There was nothing drastic like the U.S. Open at Torrey Pines, where the 14th hole could play 435 yards or 277 yards. But the tee markers were moved up 36 yards on the tough 17th, making it play 405 yards. Tees also were moved up 25 yards on the 10th and 19 yards on the 13th, both par 5s.
The idea behind No. 17 was to allow players to take on the bunkers down the left side, and it sure did make a difference.
Annika Sorenstam decided to hit driver, but she pulled it left and hit a tree before it fell into the deep rough. Her next shot clipped a tree again, leaving her in the rough. From there, the Swede did well to knock it onto the green and two-putt from 60 feet for a bogey.
Paula Creamer, who is much shorter than Sorenstam off the tee, played a 3-wood to the right side of the fairway, a long iron onto the green and two-putted from 18 feet.
When the tee is in the back, nobody can carry the bunker on the left, Sorenstam said. I dont know if you saw the pin today, but its tucked way back there on the left. And if you are not way out to right'which then, you put the bunker and the rough into play'you dont have a good angle in. Its one of those holes you have to be smart, but conservative.
The idea on the 10th and 13th holes was to make players think about going for the green in two. The pin was back right on the 10th, bringing an oak tree and the pond to the right into play. Sorenstam drilled a 3-wood to 20 feet and two-putted for eagle.
Sorenstam and Suzann Pettersen both hit 3-wood off the tee on the 504-yard 13th. Creamer hit driver, then a fairway metal that ran across the fairway but well short of the water. That left her a sand wedge to the green.
The golf course played totally different than it did yesterday, Creamer said. A lot of tees moved up. Well see how it is tomorrow.
Finlands Minea Blomqvist shot a 4-under 69 on Friday to climb into second place when play was halted by weather. If the 23-year-old cant manage to carve a career out as a golfer, she can always rely on her caddying skills to pay the bills.
Blomqvist hasnt played since the McDonalds LPGA Championship in the first week in June because she has been spending her time caddying for fiancee Roope Kakko on the Challenge Tour in Europe.
Im a perfect caddie, Blomqvist said with a smile. You know, I have like two top-10s as a caddie.
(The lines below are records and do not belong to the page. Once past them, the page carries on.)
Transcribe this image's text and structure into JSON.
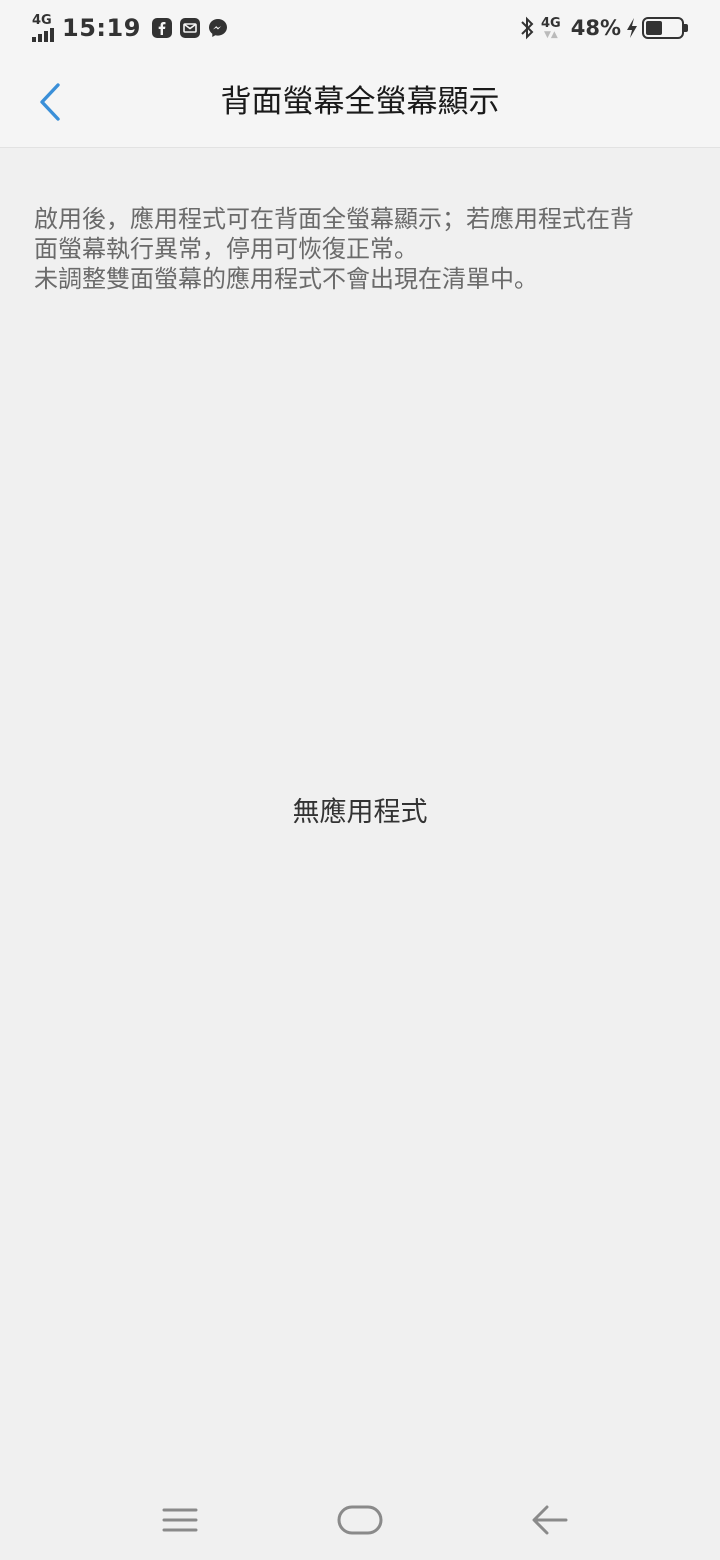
{
  "status_bar": {
    "network_left": "4G",
    "time": "15:19",
    "notifications": [
      "facebook-icon",
      "mail-icon",
      "messenger-icon"
    ],
    "network_right": "4G",
    "battery_percent": "48%",
    "battery_level": 0.48,
    "charging": true
  },
  "header": {
    "title": "背面螢幕全螢幕顯示",
    "back_icon": "chevron-left-icon",
    "accent_color": "#3a8fd8"
  },
  "content": {
    "description_lines": [
      "啟用後，應用程式可在背面全螢幕顯示；若應用程式在背",
      "面螢幕執行異常，停用可恢復正常。",
      "未調整雙面螢幕的應用程式不會出現在清單中。"
    ],
    "empty_text": "無應用程式"
  },
  "nav_bar": {
    "buttons": [
      "menu-icon",
      "home-icon",
      "back-arrow-icon"
    ]
  }
}
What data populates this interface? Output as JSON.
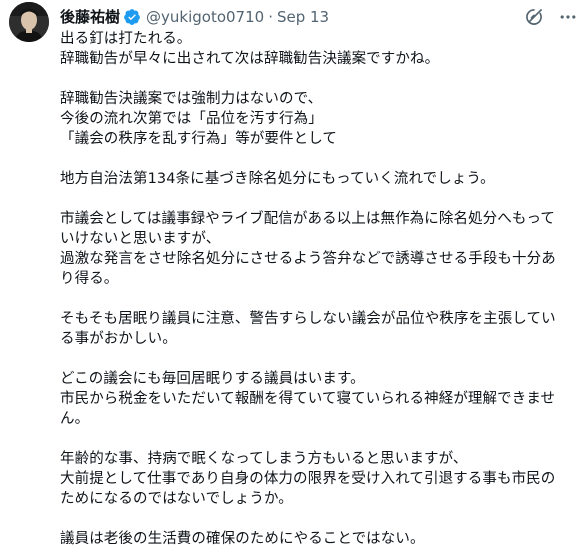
{
  "author": {
    "name": "後藤祐樹",
    "handle": "@yukigoto0710",
    "separator": "·",
    "date": "Sep 13"
  },
  "icons": {
    "avatar": "avatar-photo",
    "verified": "verified-badge-icon",
    "grok": "grok-icon",
    "more": "more-icon"
  },
  "colors": {
    "verified": "#1d9bf0",
    "secondary_text": "#536471",
    "primary_text": "#0f1419"
  },
  "body": {
    "p1": [
      "出る釘は打たれる。",
      "辞職勧告が早々に出されて次は辞職勧告決議案ですかね。"
    ],
    "p2": [
      "辞職勧告決議案では強制力はないので、",
      "今後の流れ次第では「品位を汚す行為」",
      "「議会の秩序を乱す行為」等が要件として"
    ],
    "p3": [
      "地方自治法第134条に基づき除名処分にもっていく流れでしょう。"
    ],
    "p4": [
      "市議会としては議事録やライブ配信がある以上は無作為に除名処分へもって",
      "いけないと思いますが、",
      "過激な発言をさせ除名処分にさせるよう答弁などで誘導させる手段も十分あ",
      "り得る。"
    ],
    "p5": [
      "そもそも居眠り議員に注意、警告すらしない議会が品位や秩序を主張してい",
      "る事がおかしい。"
    ],
    "p6": [
      "どこの議会にも毎回居眠りする議員はいます。",
      "市民から税金をいただいて報酬を得ていて寝ていられる神経が理解できませ",
      "ん。"
    ],
    "p7": [
      "年齢的な事、持病で眠くなってしまう方もいると思いますが、",
      "大前提として仕事であり自身の体力の限界を受け入れて引退する事も市民の",
      "ためになるのではないでしょうか。"
    ],
    "p8": [
      "議員は老後の生活費の確保のためにやることではない。"
    ]
  }
}
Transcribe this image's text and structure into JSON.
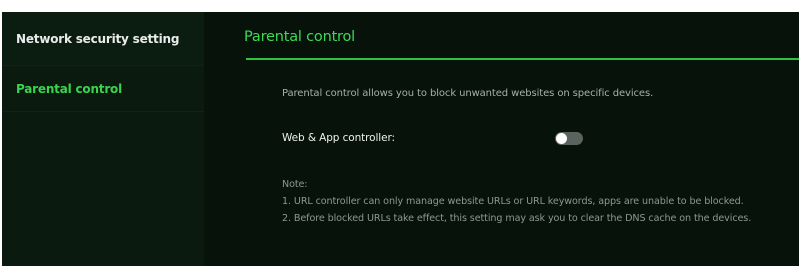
{
  "sidebar": {
    "items": [
      {
        "label": "Network security setting",
        "active": false
      },
      {
        "label": "Parental control",
        "active": true
      }
    ]
  },
  "main": {
    "title": "Parental control",
    "description": "Parental control allows you to block unwanted websites on specific devices.",
    "toggle": {
      "label": "Web & App controller:",
      "state": "off"
    },
    "note": {
      "heading": "Note:",
      "lines": [
        "1. URL controller can only manage website URLs or URL keywords, apps are unable to be blocked.",
        "2. Before blocked URLs take effect, this setting may ask you to clear the DNS cache on the devices."
      ]
    }
  },
  "colors": {
    "accent": "#3ddb55",
    "background": "#07120b",
    "sidebar_background": "#0a1a0e",
    "toggle_off": "#5b635e"
  }
}
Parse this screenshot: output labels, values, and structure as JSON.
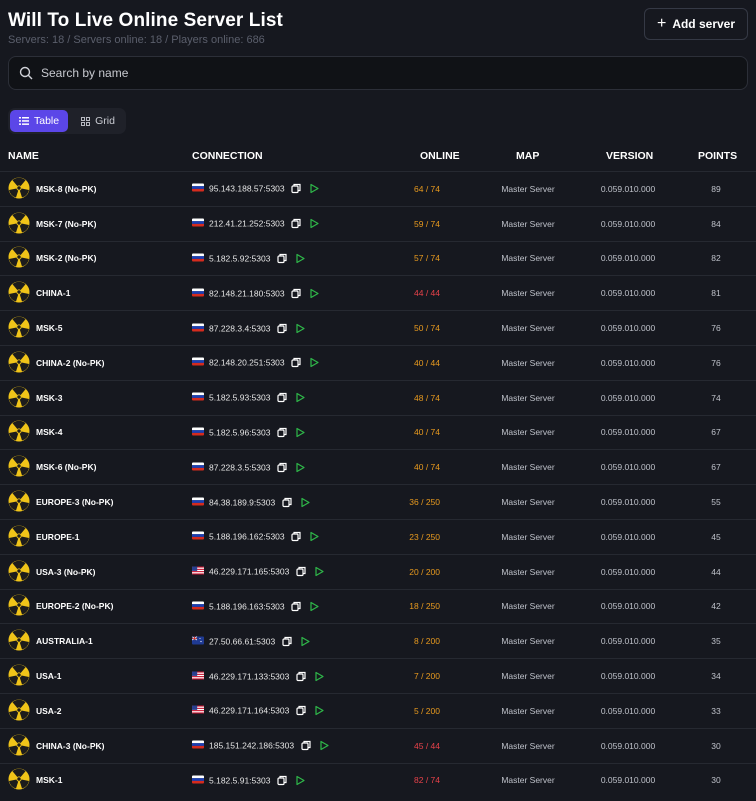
{
  "header": {
    "title": "Will To Live Online Server List",
    "stats": "Servers: 18  /  Servers online: 18  /  Players online: 686",
    "add_label": "Add server"
  },
  "search": {
    "placeholder": "Search by name"
  },
  "view_toggle": {
    "table_label": "Table",
    "grid_label": "Grid",
    "active": "Table"
  },
  "columns": {
    "name": "NAME",
    "connection": "CONNECTION",
    "online": "ONLINE",
    "map": "MAP",
    "version": "VERSION",
    "points": "POINTS"
  },
  "colors": {
    "accent": "#5b46e8",
    "online_ok": "#e89a1f",
    "online_full": "#e8424a",
    "play": "#2fb84a",
    "logo_yellow": "#f0c419"
  },
  "servers": [
    {
      "name": "MSK-8 (No-PK)",
      "flag": "ru",
      "connection": "95.143.188.57:5303",
      "online": "64 / 74",
      "status": "ok",
      "map": "Master Server",
      "version": "0.059.010.000",
      "points": "89"
    },
    {
      "name": "MSK-7 (No-PK)",
      "flag": "ru",
      "connection": "212.41.21.252:5303",
      "online": "59 / 74",
      "status": "ok",
      "map": "Master Server",
      "version": "0.059.010.000",
      "points": "84"
    },
    {
      "name": "MSK-2 (No-PK)",
      "flag": "ru",
      "connection": "5.182.5.92:5303",
      "online": "57 / 74",
      "status": "ok",
      "map": "Master Server",
      "version": "0.059.010.000",
      "points": "82"
    },
    {
      "name": "CHINA-1",
      "flag": "ru",
      "connection": "82.148.21.180:5303",
      "online": "44 / 44",
      "status": "full",
      "map": "Master Server",
      "version": "0.059.010.000",
      "points": "81"
    },
    {
      "name": "MSK-5",
      "flag": "ru",
      "connection": "87.228.3.4:5303",
      "online": "50 / 74",
      "status": "ok",
      "map": "Master Server",
      "version": "0.059.010.000",
      "points": "76"
    },
    {
      "name": "CHINA-2 (No-PK)",
      "flag": "ru",
      "connection": "82.148.20.251:5303",
      "online": "40 / 44",
      "status": "ok",
      "map": "Master Server",
      "version": "0.059.010.000",
      "points": "76"
    },
    {
      "name": "MSK-3",
      "flag": "ru",
      "connection": "5.182.5.93:5303",
      "online": "48 / 74",
      "status": "ok",
      "map": "Master Server",
      "version": "0.059.010.000",
      "points": "74"
    },
    {
      "name": "MSK-4",
      "flag": "ru",
      "connection": "5.182.5.96:5303",
      "online": "40 / 74",
      "status": "ok",
      "map": "Master Server",
      "version": "0.059.010.000",
      "points": "67"
    },
    {
      "name": "MSK-6 (No-PK)",
      "flag": "ru",
      "connection": "87.228.3.5:5303",
      "online": "40 / 74",
      "status": "ok",
      "map": "Master Server",
      "version": "0.059.010.000",
      "points": "67"
    },
    {
      "name": "EUROPE-3 (No-PK)",
      "flag": "ru",
      "connection": "84.38.189.9:5303",
      "online": "36 / 250",
      "status": "ok",
      "map": "Master Server",
      "version": "0.059.010.000",
      "points": "55"
    },
    {
      "name": "EUROPE-1",
      "flag": "ru",
      "connection": "5.188.196.162:5303",
      "online": "23 / 250",
      "status": "ok",
      "map": "Master Server",
      "version": "0.059.010.000",
      "points": "45"
    },
    {
      "name": "USA-3 (No-PK)",
      "flag": "us",
      "connection": "46.229.171.165:5303",
      "online": "20 / 200",
      "status": "ok",
      "map": "Master Server",
      "version": "0.059.010.000",
      "points": "44"
    },
    {
      "name": "EUROPE-2 (No-PK)",
      "flag": "ru",
      "connection": "5.188.196.163:5303",
      "online": "18 / 250",
      "status": "ok",
      "map": "Master Server",
      "version": "0.059.010.000",
      "points": "42"
    },
    {
      "name": "AUSTRALIA-1",
      "flag": "au",
      "connection": "27.50.66.61:5303",
      "online": "8 / 200",
      "status": "ok",
      "map": "Master Server",
      "version": "0.059.010.000",
      "points": "35"
    },
    {
      "name": "USA-1",
      "flag": "us",
      "connection": "46.229.171.133:5303",
      "online": "7 / 200",
      "status": "ok",
      "map": "Master Server",
      "version": "0.059.010.000",
      "points": "34"
    },
    {
      "name": "USA-2",
      "flag": "us",
      "connection": "46.229.171.164:5303",
      "online": "5 / 200",
      "status": "ok",
      "map": "Master Server",
      "version": "0.059.010.000",
      "points": "33"
    },
    {
      "name": "CHINA-3 (No-PK)",
      "flag": "ru",
      "connection": "185.151.242.186:5303",
      "online": "45 / 44",
      "status": "full",
      "map": "Master Server",
      "version": "0.059.010.000",
      "points": "30"
    },
    {
      "name": "MSK-1",
      "flag": "ru",
      "connection": "5.182.5.91:5303",
      "online": "82 / 74",
      "status": "full",
      "map": "Master Server",
      "version": "0.059.010.000",
      "points": "30"
    }
  ]
}
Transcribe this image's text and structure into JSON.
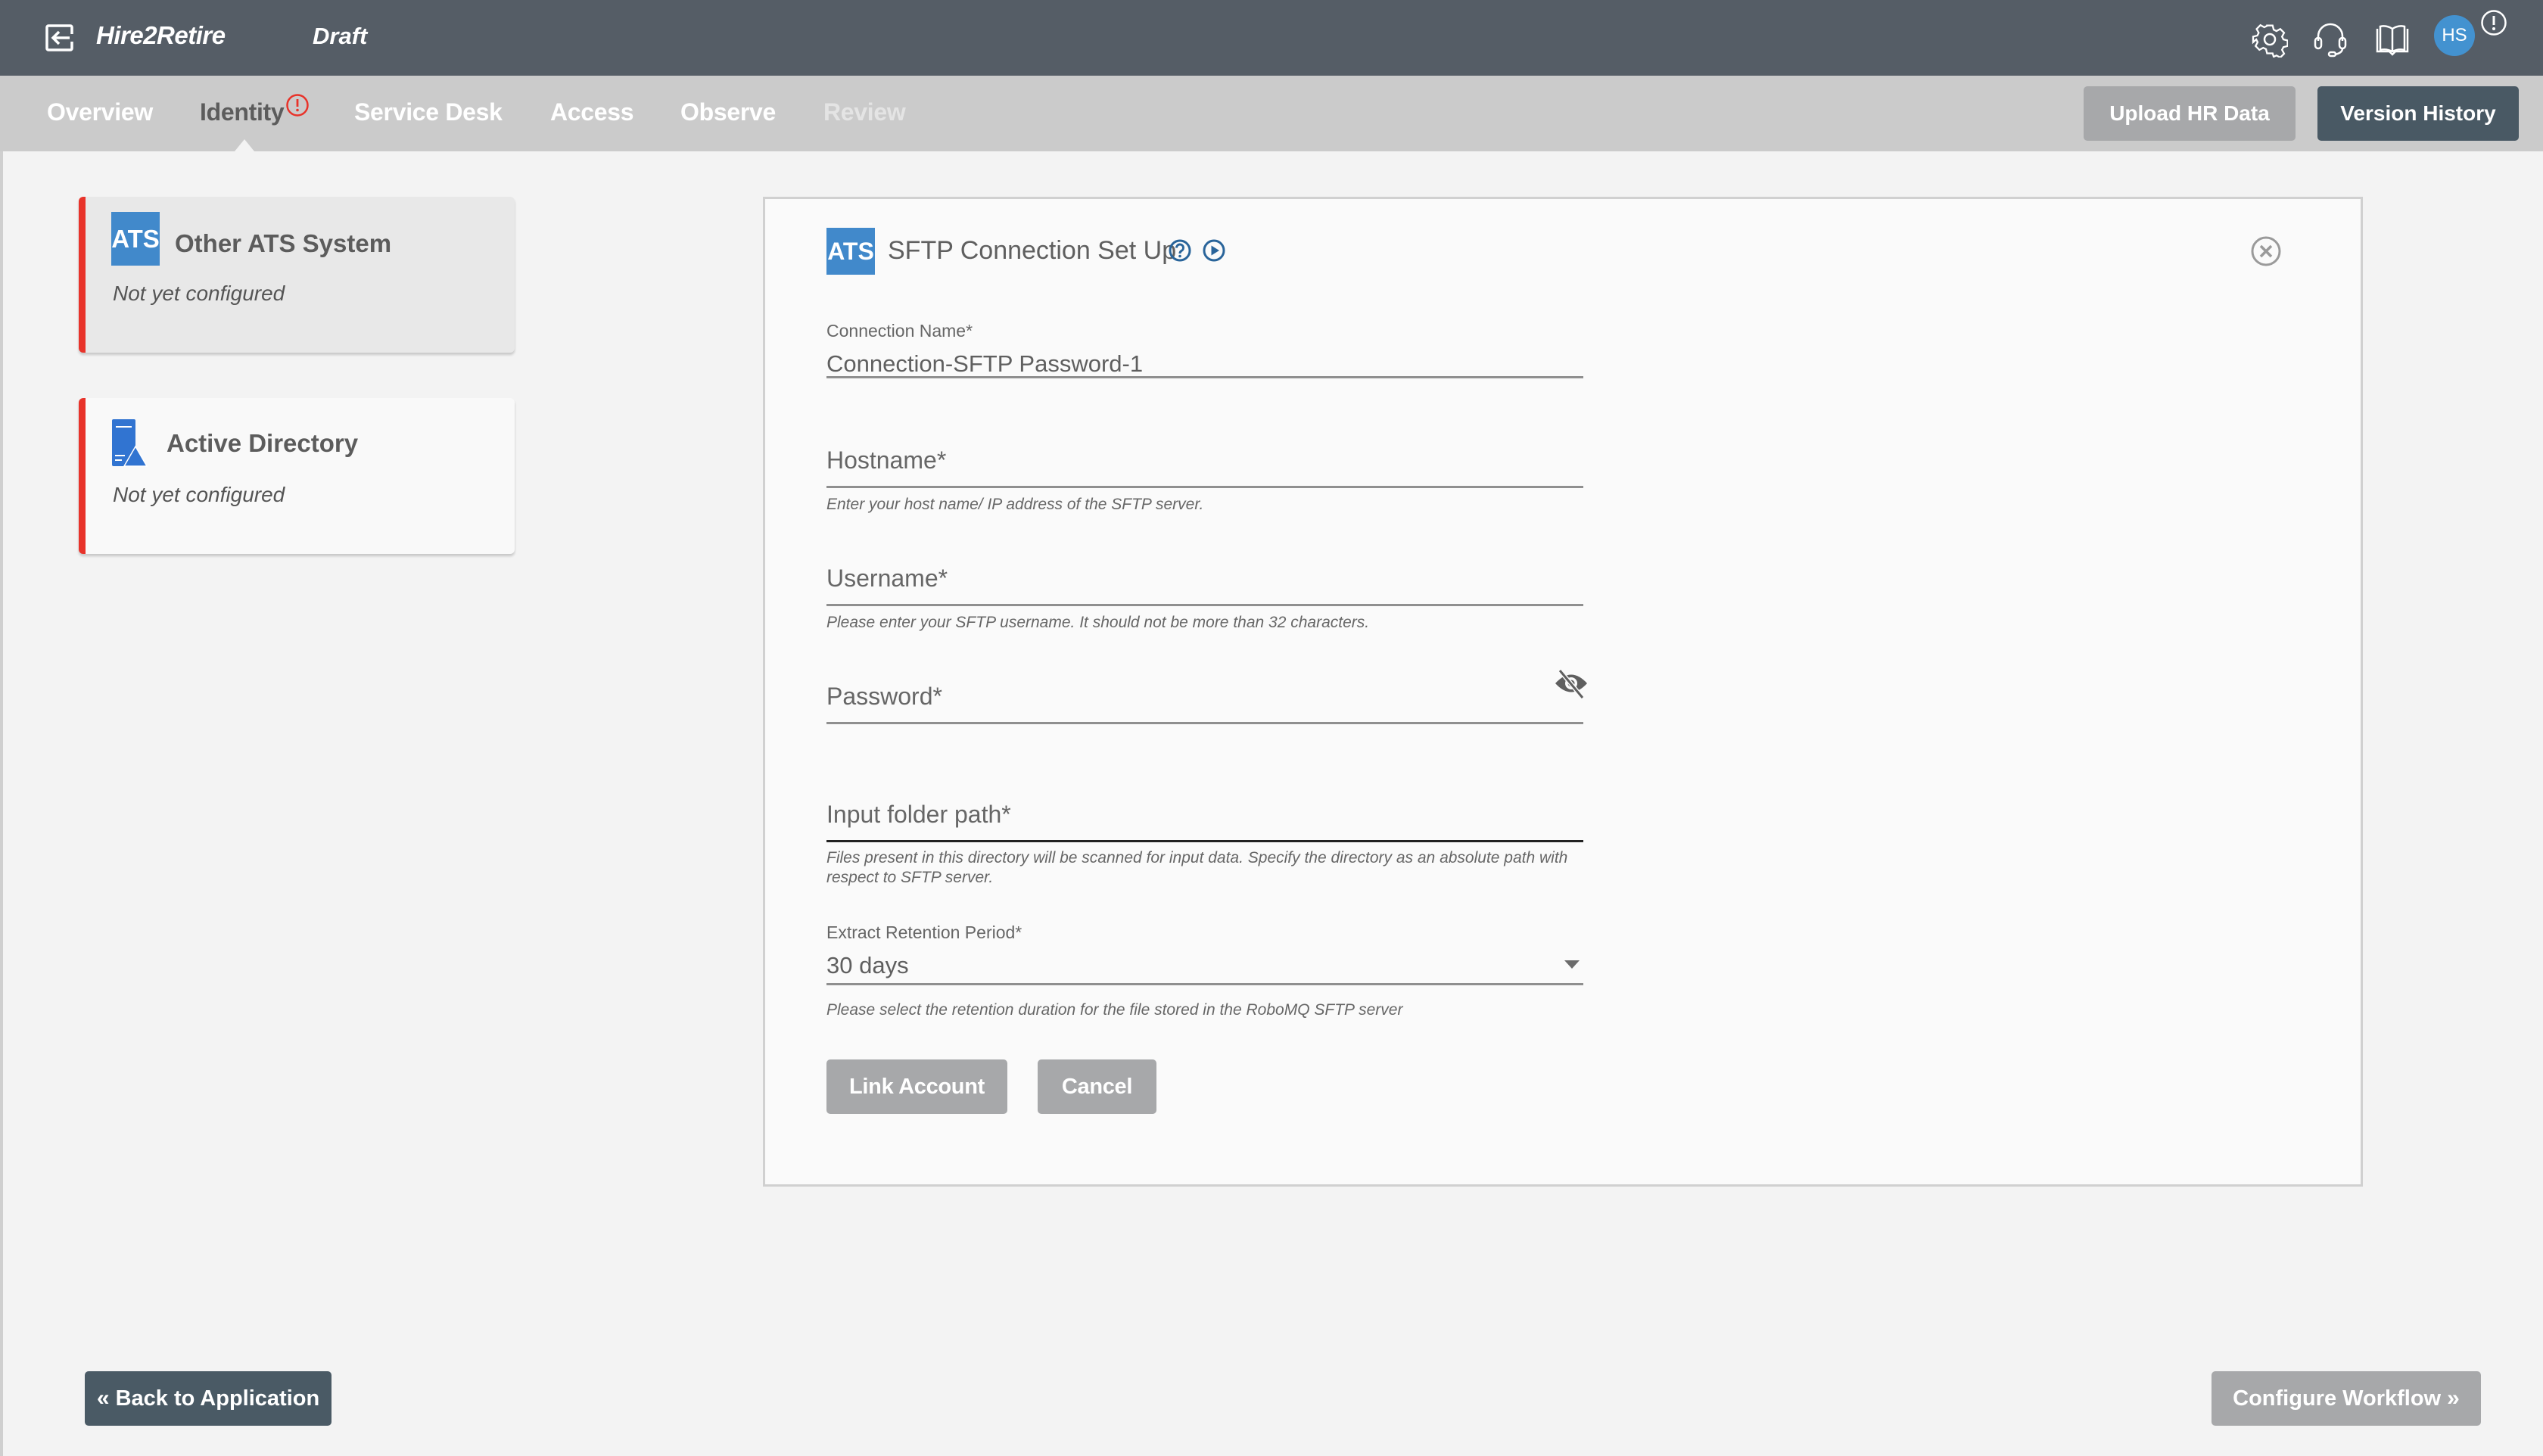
{
  "header": {
    "app_title": "Hire2Retire",
    "status": "Draft",
    "avatar_initials": "HS",
    "icons": [
      "exit-icon",
      "gear-icon",
      "headset-icon",
      "book-icon",
      "alert-icon"
    ]
  },
  "nav": {
    "tabs": [
      {
        "label": "Overview",
        "state": "normal"
      },
      {
        "label": "Identity",
        "state": "active",
        "badge": "alert"
      },
      {
        "label": "Service Desk",
        "state": "normal"
      },
      {
        "label": "Access",
        "state": "normal"
      },
      {
        "label": "Observe",
        "state": "normal"
      },
      {
        "label": "Review",
        "state": "disabled"
      }
    ],
    "upload_label": "Upload HR Data",
    "version_label": "Version History"
  },
  "sidebar": {
    "cards": [
      {
        "title": "Other ATS System",
        "status": "Not yet configured",
        "logo_text": "ATS",
        "selected": true
      },
      {
        "title": "Active Directory",
        "status": "Not yet configured",
        "icon": "active-directory-icon",
        "selected": false
      }
    ]
  },
  "panel": {
    "logo_text": "ATS",
    "title": "SFTP Connection Set Up",
    "fields": {
      "connection_name": {
        "label": "Connection Name*",
        "value": "Connection-SFTP Password-1"
      },
      "hostname": {
        "label": "Hostname*",
        "value": "",
        "hint": "Enter your host name/ IP address of the SFTP server."
      },
      "username": {
        "label": "Username*",
        "value": "",
        "hint": "Please enter your SFTP username. It should not be more than 32 characters."
      },
      "password": {
        "label": "Password*",
        "value": ""
      },
      "input_folder": {
        "label": "Input folder path*",
        "value": "",
        "hint": "Files present in this directory will be scanned for input data. Specify the directory as an absolute path with respect to SFTP server."
      },
      "retention": {
        "label": "Extract Retention Period*",
        "value": "30 days",
        "hint": "Please select the retention duration for the file stored in the RoboMQ SFTP server"
      }
    },
    "link_label": "Link Account",
    "cancel_label": "Cancel"
  },
  "footer": {
    "back_label": "Back to Application",
    "back_chevron": "«",
    "config_label": "Configure Workflow",
    "config_chevron": "»"
  },
  "colors": {
    "topbar": "#555d66",
    "navbar": "#cbcbcb",
    "accent_blue": "#4189cb",
    "alert_red": "#e8332a",
    "dark_button": "#495964",
    "disabled_button": "#a7a8aa"
  }
}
So if this doesnt work out, Ill go for that.
With his girlfriend caddying for him, Kakko finished tied for seventh at the Open de Saint Omer two weeks ago, earning Blomqvist a nice little commission from the $20,124 purse.
Of course, you know, Blomqvist said with another giggle. Im not cheap.
The pair has been dating for seven years now, despite the surname Blomqvist is set to inherit. Kakko, she said, is a Finnish word for a rather dubious bodily function.
You should feel bad for me about this surname because its not very nice, she said. So Im not very happy about that, if were going to stay together.
Speaking of translations, an irreverent Blomqvist was asked about the contention by Swedes that Finns talk funny. She didnt hesitate to fire back.
Swedes are so good in golf because in golf you need an empty mind, and theres nothing going on in their heads, Blomqvist said playfully. So thats why they play good.
SHOT OF THE DAY
Choosing the shot of the day from a field so large can be difficult. Not this time.
Patricia Meunier-Lebouc of France hit a hole-in-one on the 164-yard, par-3 12th. Her 7-iron rolled right into the hole, which was located on the right side near the front of the green, for the 20th known ace in U.S. Womens Open history.
She said the shot was a beautiful 7-iron that landed on the green, about five paces from the hole, and rolled slowly into the hole.
Meunier-Lebouc also birdied No. 18, but had seven bogeys on her first 14 holes of the day. She was 4-over with four to go when play was suspended because of bad weather.
Meunier-Lebouc has twice won the LPGA Tour, at the State Farm Classic in 2002 and the Kraft Nabisco Championship in 2003.
PLAYING TO THE CROWD:
Several players used their wardrobes to pay homage to Interlachens home in Minnesota.
Swedens Sophie Gustafson wore a Minnesota Twins shirt and cap while Sorenstam was decked out in a maroon and gold outfit from her apparel line. Its the color scheme of the University of Minnesota, and former football coach Glen Mason was among those in attendance on Friday.
When asked if her outfit choice was a coincidence, Sorenstam said, You think everything is luck?
No. There is a reason that Im wearing it.